Deux manuscrits, le « Palatinus » et le « Vaticanus », conservés à la Bibliothèque apostolique vaticane constituent la seule source de connaissance de la vie et de l’œuvre d’Opicino de Canistris. Le « Palatinus », redécouvert en 1913,  est composé de longs parchemins remplis de diagrammes, de figures géométriques et de notices explicatives. Le second, identifié quelques années plus tard, forme son journal personnel augmenté de dessins où la présence de corps est prédominante.

Opicino de Canistris, né en 1296, est un prêtre italien de la région de Pavie en Lombardie. À l’époque du conflit qui déchire les villes italiennes en opposant les guelfes (partisans de la papauté) aux gibelins (partisans du pouvoir séculier), Opicino s’emploie à exercer différents métiers : enlumineur de livres, instituteur, douanier. En 1318, il devient chapelain à Pavie qu’il quitte en 1329 – probablement pour des raisons politiques – pour s’installer pour de bon à la cour pontificale à Avignon. En 1334, il tombe malade et subit une sorte de crise psychotique accompagnée d’une perte temporaire de faculté d’un de ses bras. C’est à cette époque que remontent ses expériences visionnaires à l’origine de ses étranges cartes humanoïdes de l’Europe et de l’Afrique.
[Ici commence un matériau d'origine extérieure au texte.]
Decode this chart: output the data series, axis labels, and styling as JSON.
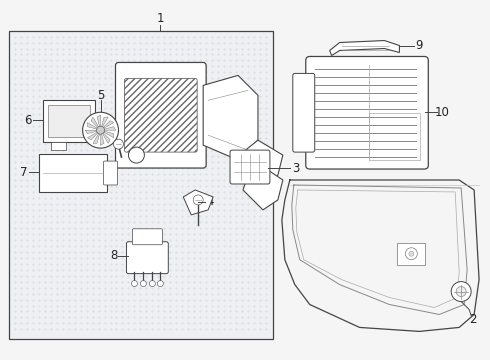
{
  "bg_color": "#f5f5f5",
  "fig_width": 4.9,
  "fig_height": 3.6,
  "dpi": 100,
  "box_color": "#f0f0f0",
  "line_color": "#444444",
  "text_color": "#222222"
}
Étonnamment fidèles à la réalité, enchâssées dans des grilles connues des portulans (plans utilisés par les navigateurs du XIIIe et XIVe siècle répertoriant des ports et des villages côtiers de la Méditerranée), ces cartes minutieusement exécutées et augmentées de légendes, textes bibliques ou commentaires personnels, sont imbriquées les unes dans les autres. Les jeux entre les plans, les emboîtements des continents et des mers, les réflexions exactes ou différées de figures représentées, surprennent et désorientent la perception du spectateur. En s’y accoutumant, celui-ci commence toutefois à reconnaître dans ces cartes les corps humains, dans les corps les cartes, et – dans cette espèce de va-et-vient permanent – il arrive à identifier des détails jusqu’aux plus obscènes.
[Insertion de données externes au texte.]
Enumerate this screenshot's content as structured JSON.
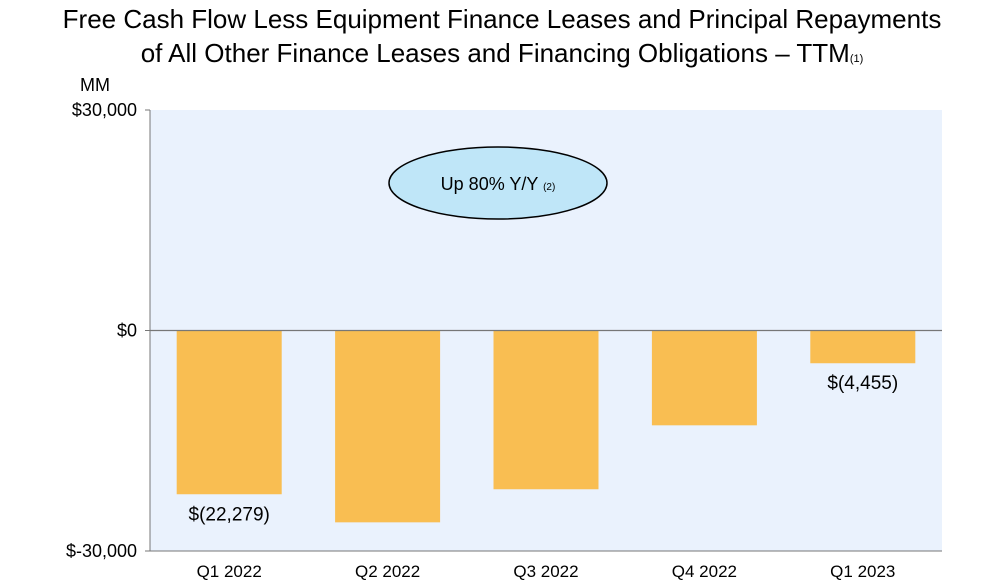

Le folio 84 du « Vaticanus » sous trois angles différents


Opicinus de Canistris, Vaticanus, Fol. 84, Biblioteca Apostolica Vaticana, Vat. lat. 6435 [Angle 1]. Source : Wikimedia Commons, domaine public.


Opicinus de Canistris, Vaticanus, Fol. 84, Biblioteca Apostolica Vaticana, Vat. lat. 6435 [Angle 2]. Source : Wikimedia Commons, domaine public.
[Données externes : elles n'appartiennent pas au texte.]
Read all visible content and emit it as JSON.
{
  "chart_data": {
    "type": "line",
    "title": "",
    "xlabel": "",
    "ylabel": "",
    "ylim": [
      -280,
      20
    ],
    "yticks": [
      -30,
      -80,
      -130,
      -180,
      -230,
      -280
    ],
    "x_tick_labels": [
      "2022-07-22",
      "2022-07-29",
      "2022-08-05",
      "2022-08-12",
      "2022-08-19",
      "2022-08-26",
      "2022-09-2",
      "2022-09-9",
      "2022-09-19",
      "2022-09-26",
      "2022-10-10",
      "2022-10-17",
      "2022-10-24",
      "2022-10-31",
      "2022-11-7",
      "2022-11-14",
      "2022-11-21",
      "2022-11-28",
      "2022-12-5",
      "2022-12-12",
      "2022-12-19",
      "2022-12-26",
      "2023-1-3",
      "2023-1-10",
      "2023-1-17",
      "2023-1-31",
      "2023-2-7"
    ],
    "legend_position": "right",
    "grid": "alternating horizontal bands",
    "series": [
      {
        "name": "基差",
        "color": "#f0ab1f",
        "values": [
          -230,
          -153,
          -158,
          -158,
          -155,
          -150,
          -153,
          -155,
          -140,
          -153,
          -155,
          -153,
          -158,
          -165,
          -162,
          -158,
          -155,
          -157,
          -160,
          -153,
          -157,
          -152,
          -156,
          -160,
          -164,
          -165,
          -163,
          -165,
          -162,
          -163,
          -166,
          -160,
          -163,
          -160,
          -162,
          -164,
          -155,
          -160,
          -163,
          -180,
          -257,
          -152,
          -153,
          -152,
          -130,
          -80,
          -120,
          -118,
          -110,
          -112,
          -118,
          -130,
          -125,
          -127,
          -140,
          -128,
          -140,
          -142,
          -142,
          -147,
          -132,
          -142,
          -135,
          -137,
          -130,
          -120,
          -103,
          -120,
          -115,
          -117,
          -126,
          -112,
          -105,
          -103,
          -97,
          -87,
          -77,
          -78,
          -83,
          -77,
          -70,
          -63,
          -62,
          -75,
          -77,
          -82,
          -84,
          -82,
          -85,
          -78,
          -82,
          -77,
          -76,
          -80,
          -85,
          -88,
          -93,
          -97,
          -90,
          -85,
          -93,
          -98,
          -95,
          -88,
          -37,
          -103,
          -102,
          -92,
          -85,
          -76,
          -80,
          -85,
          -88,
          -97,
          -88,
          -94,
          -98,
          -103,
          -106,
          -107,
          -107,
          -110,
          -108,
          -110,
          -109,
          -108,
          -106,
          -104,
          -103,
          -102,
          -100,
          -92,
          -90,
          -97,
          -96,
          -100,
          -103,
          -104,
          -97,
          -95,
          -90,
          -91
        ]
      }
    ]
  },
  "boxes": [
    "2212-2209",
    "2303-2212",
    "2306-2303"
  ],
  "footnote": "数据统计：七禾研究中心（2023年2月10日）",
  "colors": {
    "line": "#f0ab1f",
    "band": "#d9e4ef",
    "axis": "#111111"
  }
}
Opicinus de Canistris, Vaticanus, Fol. 84, Biblioteca Apostolica Vaticana, Vat. lat. 6435 [Angle 3]. Source : Wikimedia Commons, domaine public.

Le personnage occupant le nord de l’Afrique semble souffler quelque chose à l’oreille de l’Europe dont la tête coïncide avec la péninsule Ibérique, son ventre avec la France, ses bras longeant l’Allemagne et ses jambes la péninsule italienne et le Péloponnèse. Une bête féroce occupant sur la carte l’espace maritime proche de l’Angleterre ronge le bras de l’Europe. Lucifer, barbu, identifié avec la Méditerranée séparant les deux continents est doté de deux organes sexuels : l’un au niveau de l’entrejambe de l’Europe et l’autre au niveau de sa gorge.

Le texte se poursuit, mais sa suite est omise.